Le journal de Kigali, le New Times, a réussi à se procurer un exemplaire de la lettre de Deus Kagiraneza au juge Bruguière et en révèle l’essentiel du contenu. Il décrit le rapport de 64 pages de Bruguière comme un tissu d’allégations bricolées visant à exonérer « les planificateurs du Génocide de 1994 et de dissimuler le rôle de la France dans le Génocide des Tutsis. »

Ex député du parlement de transition et aujourd’hui en exil volontaire en Belgique, Deus Kagiraneza a pris ses distances mardi dernier avec le rapport qu’il qualifie de bricolage mêlant on-dit et informations de sources manipulées.

« Votre rapport est faux et manque de rigueur au niveau de l’analyse. Toutes vos allégations se fondent sur des on-dit, des suppositions ainsi que sur des sources manipulées dont la crédibilité ne convaincrait pas même un enfant » dit Deus Kagiraneza
dans une lettre de 8 pages adressée à Bruguière, datée du 19 décembre.

Deus Kagiraneza est le deuxième témoin en moins de trois semaines qui vient nier tout poids aux accusations portées en novembre par le magistrat français et qui ont gravement tendu les relations entre Paris et Kigali.

« Dans tous les cas la France, qui refuse encore et toujours de reconnaître sa responsabilité dans le Génocide, est mal placée pour juger des actions relatives aux événements qui ont précédé le Génocide de 1994, surtout en se cachant derrière une soi-disant indépendance de la justice. Personne ne peut être juge de son « propre » cas ou affaire, » dit Deus Kagiraneza.

Il ajoute : « En plus du soutien apporté au régime génocidaire, la France est intervenue militairement dans la guerre et a occupé une partie du sud-ouest du Rwanda quand l’APR (armée patriotique rwandaise) alors branche armée du FPR gagnait du terrain sur les tueurs.

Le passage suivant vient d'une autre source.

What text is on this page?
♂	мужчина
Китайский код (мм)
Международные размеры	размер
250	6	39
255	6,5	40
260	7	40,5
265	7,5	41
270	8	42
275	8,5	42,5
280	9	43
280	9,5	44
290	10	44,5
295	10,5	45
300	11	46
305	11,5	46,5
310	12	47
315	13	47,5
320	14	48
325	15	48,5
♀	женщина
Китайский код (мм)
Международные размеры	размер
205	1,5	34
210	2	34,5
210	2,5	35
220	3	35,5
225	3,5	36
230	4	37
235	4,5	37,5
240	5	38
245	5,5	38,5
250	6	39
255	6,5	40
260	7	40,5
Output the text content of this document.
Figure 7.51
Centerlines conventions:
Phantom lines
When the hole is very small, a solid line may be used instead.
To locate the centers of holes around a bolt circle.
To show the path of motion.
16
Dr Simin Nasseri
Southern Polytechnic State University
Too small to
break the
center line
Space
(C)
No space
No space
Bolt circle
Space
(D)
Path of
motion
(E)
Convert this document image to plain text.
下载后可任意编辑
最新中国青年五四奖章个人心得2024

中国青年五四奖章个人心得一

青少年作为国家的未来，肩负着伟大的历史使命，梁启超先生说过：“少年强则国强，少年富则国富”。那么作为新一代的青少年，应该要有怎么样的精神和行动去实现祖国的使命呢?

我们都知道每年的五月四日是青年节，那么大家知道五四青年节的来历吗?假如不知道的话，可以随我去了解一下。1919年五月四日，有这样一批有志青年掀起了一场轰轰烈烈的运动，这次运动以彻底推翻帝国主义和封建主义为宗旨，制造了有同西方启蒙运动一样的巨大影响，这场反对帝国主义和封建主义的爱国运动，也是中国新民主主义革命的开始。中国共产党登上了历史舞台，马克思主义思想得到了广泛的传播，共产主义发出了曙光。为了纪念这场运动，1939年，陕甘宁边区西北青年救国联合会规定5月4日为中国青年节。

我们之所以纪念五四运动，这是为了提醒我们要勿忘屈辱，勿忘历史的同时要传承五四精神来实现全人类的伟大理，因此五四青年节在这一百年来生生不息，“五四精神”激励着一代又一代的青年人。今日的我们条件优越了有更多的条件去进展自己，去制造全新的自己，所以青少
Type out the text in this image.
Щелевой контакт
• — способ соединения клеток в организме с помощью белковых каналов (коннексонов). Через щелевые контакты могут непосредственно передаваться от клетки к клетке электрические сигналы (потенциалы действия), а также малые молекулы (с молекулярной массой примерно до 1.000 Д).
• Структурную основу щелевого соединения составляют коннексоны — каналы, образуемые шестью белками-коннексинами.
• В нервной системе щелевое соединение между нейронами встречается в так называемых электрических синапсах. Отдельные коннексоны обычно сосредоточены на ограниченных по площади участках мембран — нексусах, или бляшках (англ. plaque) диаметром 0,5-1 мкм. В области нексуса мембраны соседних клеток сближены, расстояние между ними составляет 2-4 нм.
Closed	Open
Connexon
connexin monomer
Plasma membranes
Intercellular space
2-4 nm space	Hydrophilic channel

Les territoires occupés par les forces françaises étaient utilisée par les ex RAF (forces armées rwandaises) et les milices interhamwe ( les groupes qui ont largement perpétrés les massacres) pour chercher refuge dans l’ex-Zaïre (aujourd’hui République Démocratique du Congo) où ils continuent à échapper à la justice, » ajoute t-il.

Deus Kagiraneza affirme que Bruguière agit comme outil politique de la France et ajoute cinglant que la France ne lâche pas ses « intentions de déstabiliser la région de Grands Lacs ».

« Outre les manquements, l’arrogance et le cynisme qui apparaissent sur chaque page de votre arrêt, votre rapport contient des erreurs d’appréciation scandaleuses et des abus de procédures. Votre démarche est corrompue par le fait que vous agissez dans le sillage de politiciens français accablés par la disgrâce d’avoir délibérément soutenu et mis en oeuvre une politique d’extermination ethnique au Rwanda en 1994.

Vraiment, il n’est plus besoin de prouver que la France a entraîné et armé les milices interhamwe pour perpétrer le Génocide des Tutsis » stipule la lettre dont le New Times a obtenu une copie.

Il ajoute dans sa lettre : « Je souhaite, dans l’intérêt de la justice internationale, prendre mes distance avec vos actions motivées politiquement n’ayant le service de la justice que comme prétexte. »

Un peu plus tôt ce mois-ci un autre témoin avait pris ses distances avec les déclarations lui ayant été attribuées dans le rapport Bruguière, les qualifiant de mensonges.

Deus Kagiraneza conteste également la crédibilité de plusieurs autres témoins cités par Bruguière, soulignant qu’ils sont soit recherchés pour crimes de génocide, soit condamnés pour crimes de génocide, soit révisionnistes ou ayant fuit le Rwanda après avoir commis d’autres crimes.

D’après James Munyaneza The New Times Kigali 23 décembre 2006 traduit par Amilcar.